The latest allegation comes from a young girl in Lahore who claims to have been harassed by a driver of Gulf-based Careem after using the service to get to work on June 14. The girl, who reported the incident requesting anonymity, said the driver tried to make conversation with her throughout what she described as an ‘uncomfortable’ 40-minute journey, Cambiar News reported.
“After the driver constantly attempting to initiate an exchange of dialogue, I got off the car. The day passed and I forgot about it. The next morning, I was woken from a phone call from an unknown number,” she narrated.

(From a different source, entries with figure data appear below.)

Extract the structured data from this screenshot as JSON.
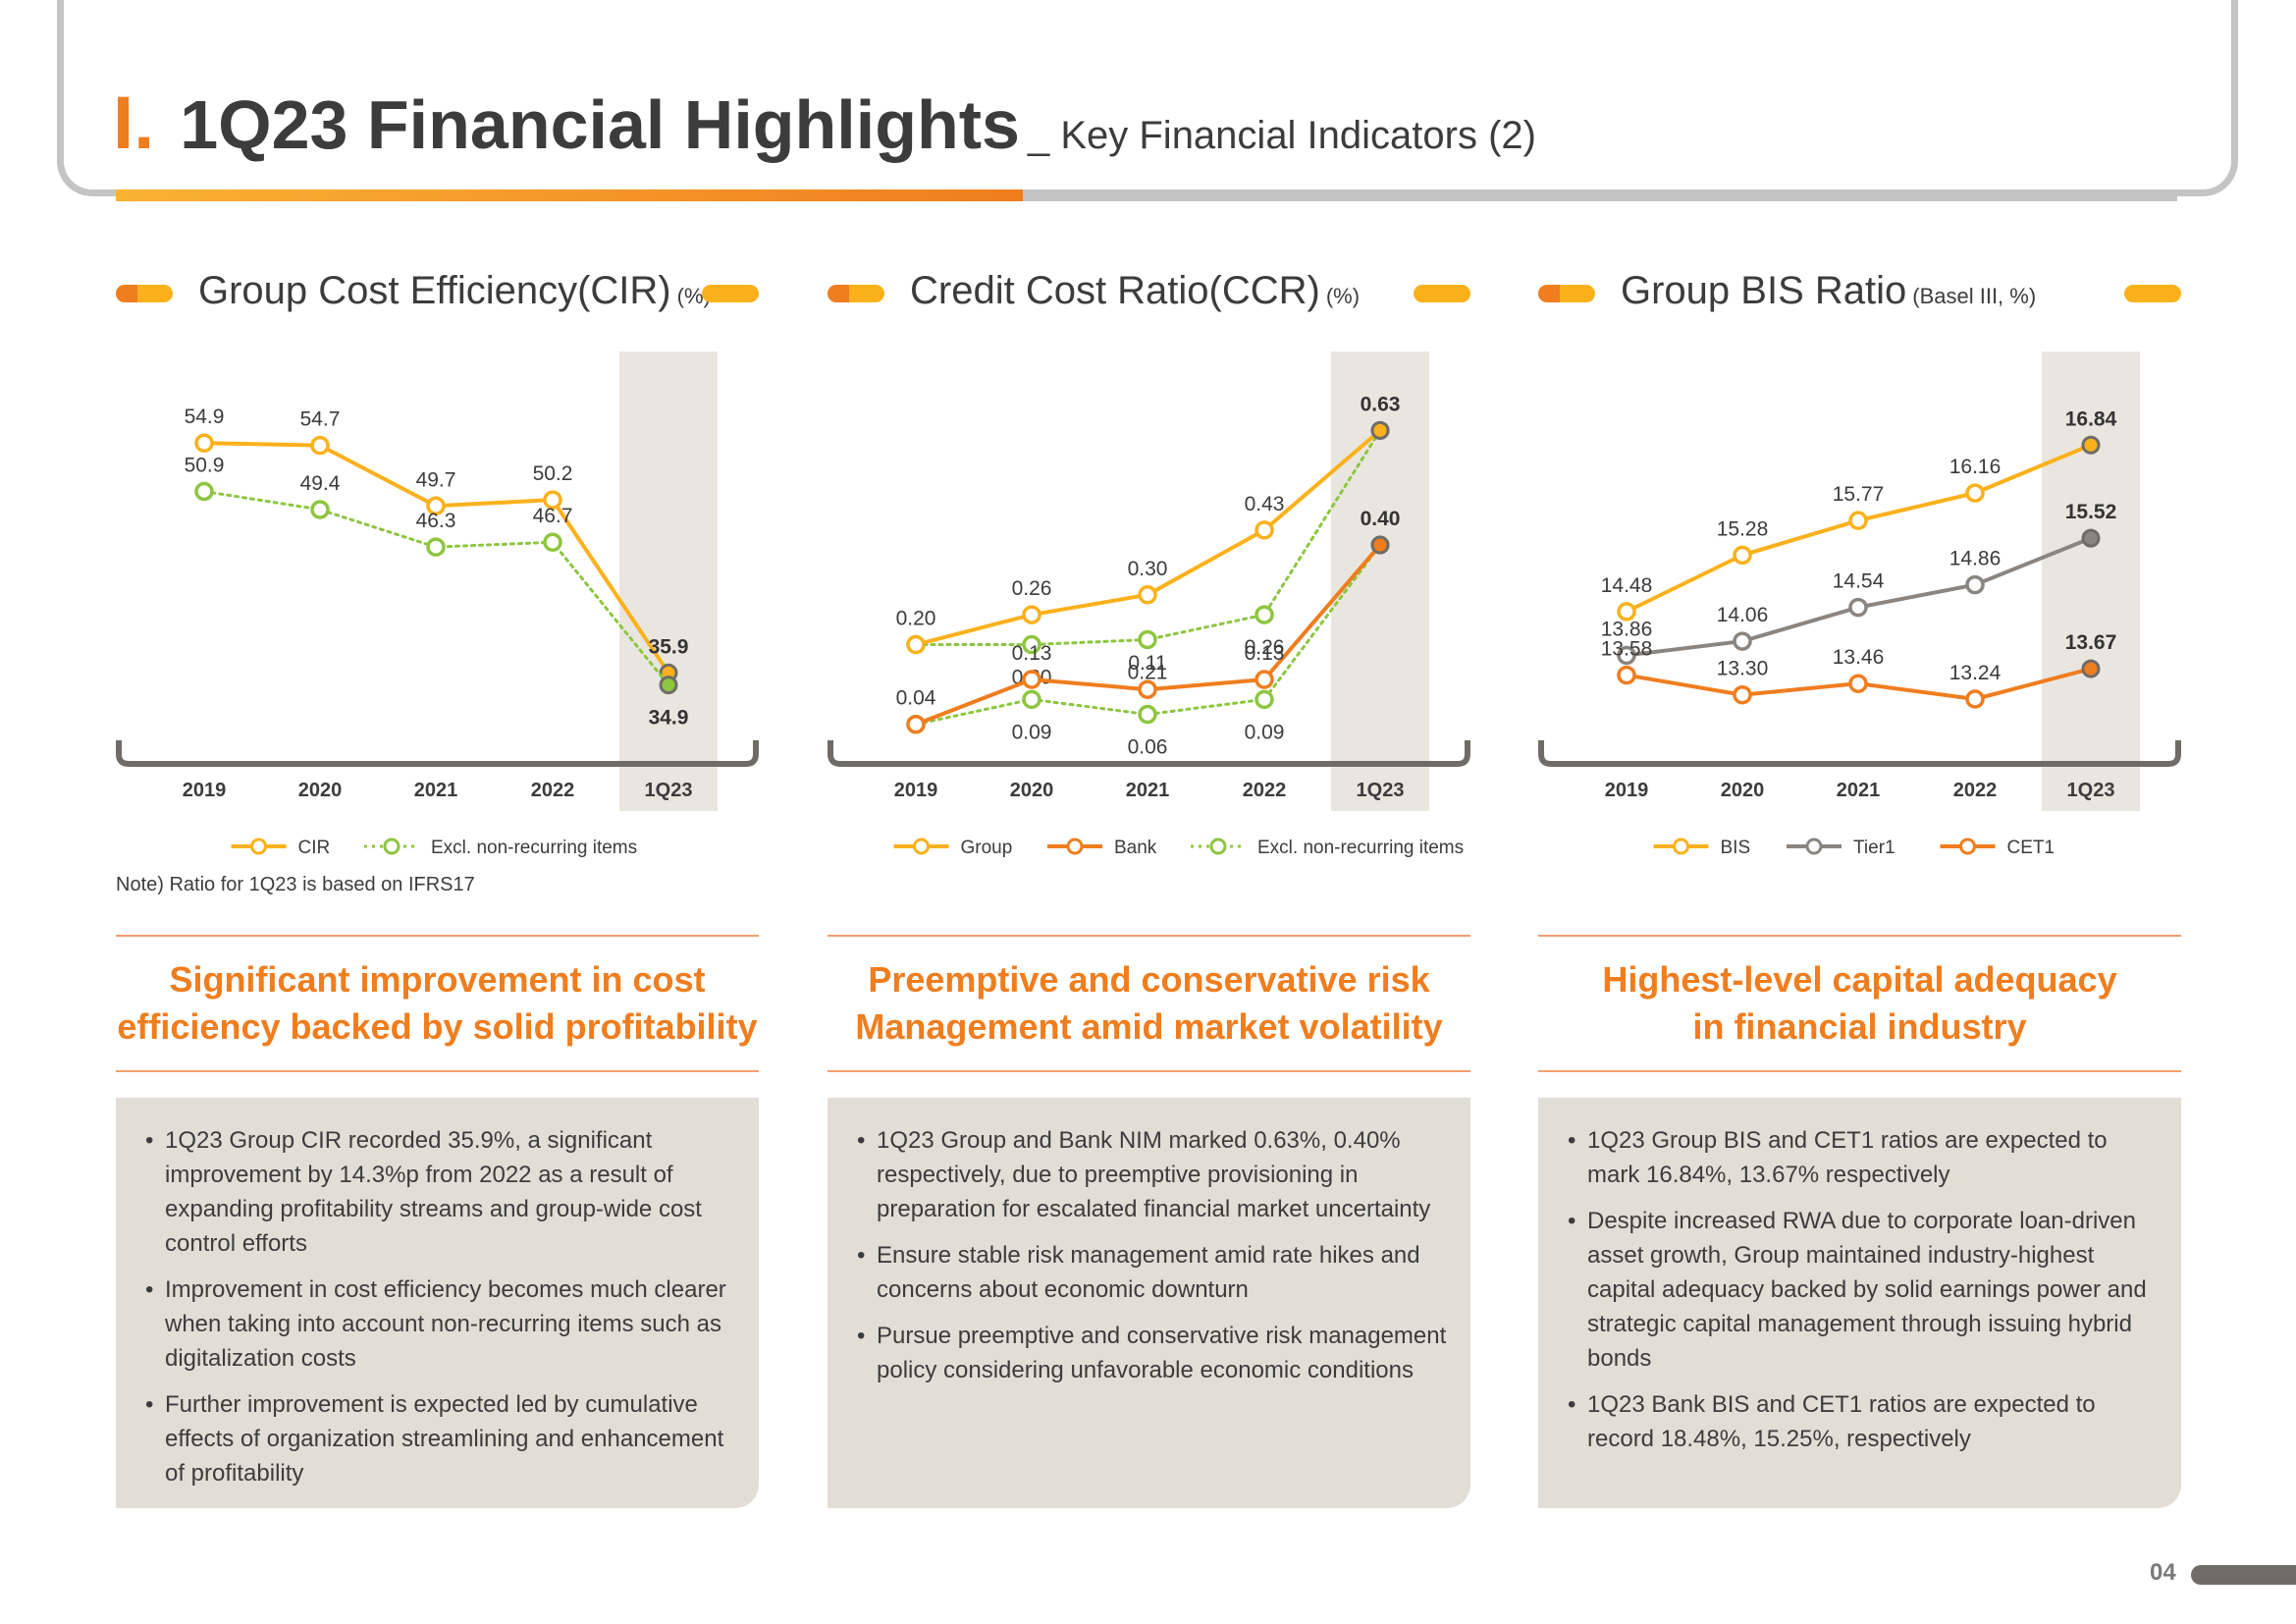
{
  "header": {
    "roman": "I.",
    "title": "1Q23 Financial Highlights",
    "subtitle": "_ Key Financial Indicators (2)"
  },
  "panels": [
    {
      "title": "Group Cost Efficiency(CIR)",
      "unit": "(%)",
      "note": "Note) Ratio for 1Q23 is based on IFRS17",
      "headline": "Significant improvement in cost\nefficiency backed by solid profitability",
      "bullets": [
        "1Q23 Group CIR recorded 35.9%, a significant improvement by 14.3%p from 2022 as a result of expanding profitability streams and group-wide cost control efforts",
        "Improvement in cost efficiency becomes much clearer when taking into account non-recurring items such as digitalization costs",
        "Further improvement is expected led by cumulative effects of organization streamlining and enhancement of profitability"
      ]
    },
    {
      "title": "Credit Cost Ratio(CCR)",
      "unit": "(%)",
      "note": "",
      "headline": "Preemptive and conservative risk\nManagement amid market volatility",
      "bullets": [
        "1Q23 Group and Bank NIM marked 0.63%, 0.40% respectively, due to preemptive provisioning in preparation for escalated financial market uncertainty",
        "Ensure stable risk management amid rate hikes and concerns about economic downturn",
        "Pursue preemptive and conservative risk management policy considering unfavorable economic conditions"
      ]
    },
    {
      "title": "Group BIS Ratio",
      "unit": "(Basel III, %)",
      "note": "",
      "headline": "Highest-level capital adequacy\nin financial industry",
      "bullets": [
        "1Q23 Group BIS and CET1 ratios are expected to mark 16.84%, 13.67% respectively",
        "Despite increased RWA due to corporate loan-driven asset growth, Group maintained industry-highest capital adequacy backed by solid earnings power and strategic capital management through issuing hybrid bonds",
        "1Q23 Bank BIS and CET1 ratios are expected to record 18.48%, 15.25%, respectively"
      ]
    }
  ],
  "page_number": "04",
  "header_progress": 0.44,
  "colors": {
    "orange": "#f07d1e",
    "yellow": "#fbb11c",
    "green": "#8dc63f",
    "gray": "#8a8580",
    "highlight": "#e9e6e0"
  },
  "chart_data": [
    {
      "type": "line",
      "title": "Group Cost Efficiency(CIR) (%)",
      "categories": [
        "2019",
        "2020",
        "2021",
        "2022",
        "1Q23"
      ],
      "highlight_category": "1Q23",
      "ylim": [
        30,
        58
      ],
      "series": [
        {
          "name": "CIR",
          "color": "#fbb11c",
          "dash": false,
          "values": [
            54.9,
            54.7,
            49.7,
            50.2,
            35.9
          ],
          "labels": [
            "54.9",
            "54.7",
            "49.7",
            "50.2",
            "35.9"
          ],
          "pos": [
            "above",
            "above",
            "above",
            "above",
            "above"
          ]
        },
        {
          "name": "Excl. non-recurring items",
          "color": "#8dc63f",
          "dash": true,
          "values": [
            50.9,
            49.4,
            46.3,
            46.7,
            34.9
          ],
          "labels": [
            "50.9",
            "49.4",
            "46.3",
            "46.7",
            "34.9"
          ],
          "pos": [
            "above",
            "above",
            "above",
            "above",
            "below"
          ]
        }
      ]
    },
    {
      "type": "line",
      "title": "Credit Cost Ratio(CCR) (%)",
      "categories": [
        "2019",
        "2020",
        "2021",
        "2022",
        "1Q23"
      ],
      "highlight_category": "1Q23",
      "ylim": [
        0,
        0.68
      ],
      "series": [
        {
          "name": "Group",
          "color": "#fbb11c",
          "dash": false,
          "values": [
            0.2,
            0.26,
            0.3,
            0.43,
            0.63
          ],
          "labels": [
            "0.20",
            "0.26",
            "0.30",
            "0.43",
            "0.63"
          ],
          "pos": [
            "above",
            "above",
            "above",
            "above",
            "above"
          ]
        },
        {
          "name": "Bank",
          "color": "#f07d1e",
          "dash": false,
          "values": [
            0.04,
            0.13,
            0.11,
            0.13,
            0.4
          ],
          "labels": [
            "0.04",
            "0.13",
            "0.11",
            "0.13",
            "0.40"
          ],
          "pos": [
            "above",
            "above",
            "above",
            "above",
            "above"
          ]
        },
        {
          "name": "Excl. non-recurring items",
          "color": "#8dc63f",
          "dash": true,
          "values": [
            0.2,
            0.2,
            0.21,
            0.26,
            0.63
          ],
          "labels": [
            "",
            "0.20",
            "0.21",
            "0.26",
            ""
          ],
          "pos": [
            "below",
            "below",
            "below",
            "below",
            "below"
          ],
          "extra": {
            "values": [
              0.04,
              0.09,
              0.06,
              0.09,
              0.4
            ],
            "labels": [
              "",
              "0.09",
              "0.06",
              "0.09",
              ""
            ]
          }
        }
      ]
    },
    {
      "type": "line",
      "title": "Group BIS Ratio (Basel III, %)",
      "categories": [
        "2019",
        "2020",
        "2021",
        "2022",
        "1Q23"
      ],
      "highlight_category": "1Q23",
      "ylim": [
        12.6,
        17.4
      ],
      "series": [
        {
          "name": "BIS",
          "color": "#fbb11c",
          "dash": false,
          "values": [
            14.48,
            15.28,
            15.77,
            16.16,
            16.84
          ],
          "labels": [
            "14.48",
            "15.28",
            "15.77",
            "16.16",
            "16.84"
          ],
          "pos": [
            "above",
            "above",
            "above",
            "above",
            "above"
          ]
        },
        {
          "name": "Tier1",
          "color": "#8a8580",
          "dash": false,
          "values": [
            13.86,
            14.06,
            14.54,
            14.86,
            15.52
          ],
          "labels": [
            "13.86",
            "14.06",
            "14.54",
            "14.86",
            "15.52"
          ],
          "pos": [
            "above",
            "above",
            "above",
            "above",
            "above"
          ]
        },
        {
          "name": "CET1",
          "color": "#f07d1e",
          "dash": false,
          "values": [
            13.58,
            13.3,
            13.46,
            13.24,
            13.67
          ],
          "labels": [
            "13.58",
            "13.30",
            "13.46",
            "13.24",
            "13.67"
          ],
          "pos": [
            "above",
            "above",
            "above",
            "above",
            "above"
          ]
        }
      ]
    }
  ]
}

Upon answering the call, she discovered it was the same driver calling from his personal number to inform her about her promo codes he brought up during their cab conversation. She noticed he used a different name from the one he was registered with at Careem during the call.
As he provided her with the information, feeling rather uncomfortable, she disconnected the call.

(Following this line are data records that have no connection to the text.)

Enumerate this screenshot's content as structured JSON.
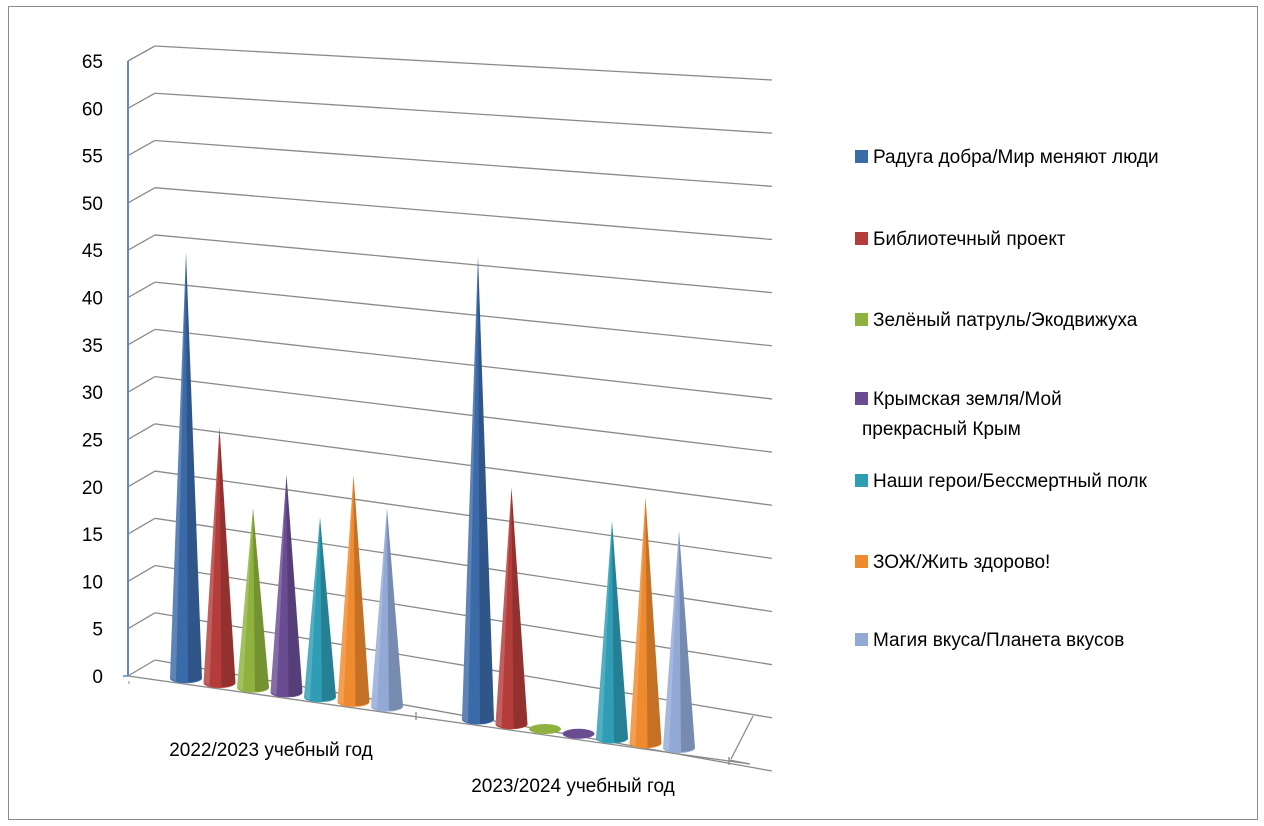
{
  "chart_data": {
    "type": "bar",
    "subtype": "3d-cone",
    "categories": [
      "2022/2023 учебный год",
      "2023/2024 учебный год"
    ],
    "series": [
      {
        "name": "Радуга добра/Мир меняют люди",
        "values": [
          45,
          49
        ],
        "color": "#3b6aa8"
      },
      {
        "name": "Библиотечный проект",
        "values": [
          27,
          25
        ],
        "color": "#b43c3a"
      },
      {
        "name": "Зелёный патруль/Экодвижуха",
        "values": [
          19,
          0
        ],
        "color": "#8fb23e"
      },
      {
        "name": "Крымская земля/Мой прекрасный Крым",
        "values": [
          23,
          0
        ],
        "color": "#6a4c93"
      },
      {
        "name": "Наши герои/Бессмертный полк",
        "values": [
          19,
          23
        ],
        "color": "#2f9db5"
      },
      {
        "name": "ЗОЖ/Жить здорово!",
        "values": [
          24,
          26
        ],
        "color": "#ef8a2e"
      },
      {
        "name": "Магия вкуса/Планета вкусов",
        "values": [
          21,
          23
        ],
        "color": "#92a9d6"
      }
    ],
    "ylim": [
      0,
      65
    ],
    "yticks": [
      "0",
      "5",
      "10",
      "15",
      "20",
      "25",
      "30",
      "35",
      "40",
      "45",
      "50",
      "55",
      "60",
      "65"
    ],
    "grid": true,
    "legend_position": "right",
    "title": "",
    "xlabel": "",
    "ylabel": ""
  }
}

A few moments later, she began receiving text messages from him, which included forwarded messages as he attempted to initiate conversation. One of the messages read, “Kiya ap bzi hain” (Are you busy?)
Even though she did not respond to any of his messages, he continued to harass her for the next couple of days.
When contacted, Careem assured The Express Tribune that “safety and security of customers is their top priority”. Further, the Gulf-based cab service clarified that any headway in this particular case was yet to be made since the name of the victim and driver were not shared despite repeated attempts. “Every complaint [we receive] is taken seriously, and thoroughly investigated with immediate action. No stone [is] left unturned. Customer [comes] first,” Careem CEO Junaid Iqbal said. He added that for action to be taken it was necessary that the identity of the victim and driver are shared with them.
However, this is not the first case of harassment by a Careem driver. A staff member of The Express Tribune, who wishes to remain anonymous, also received calls and Facebook messages from a Careem driver after using the service. Upon lodging a complaint, however, the cab-hailing service was quick to respond and sacked the driver.
Cases of harassment by cab service drivers are not uncommon around the world. Uber was banned in New Delhi in December after one of its drivers was convicted of raping a female passenger. He was sentenced to life in prison.
Uber drivers in Pakistan were made to attend mandatory seminars on sexual harassment, unlike those in most of Uber’s 69 markets. “It’s basic things, like they might not know that telling a girl she’s pretty could actually constitute as sexual harassment,” Uber spokesperson Shaden Abdellatif told Fast Company.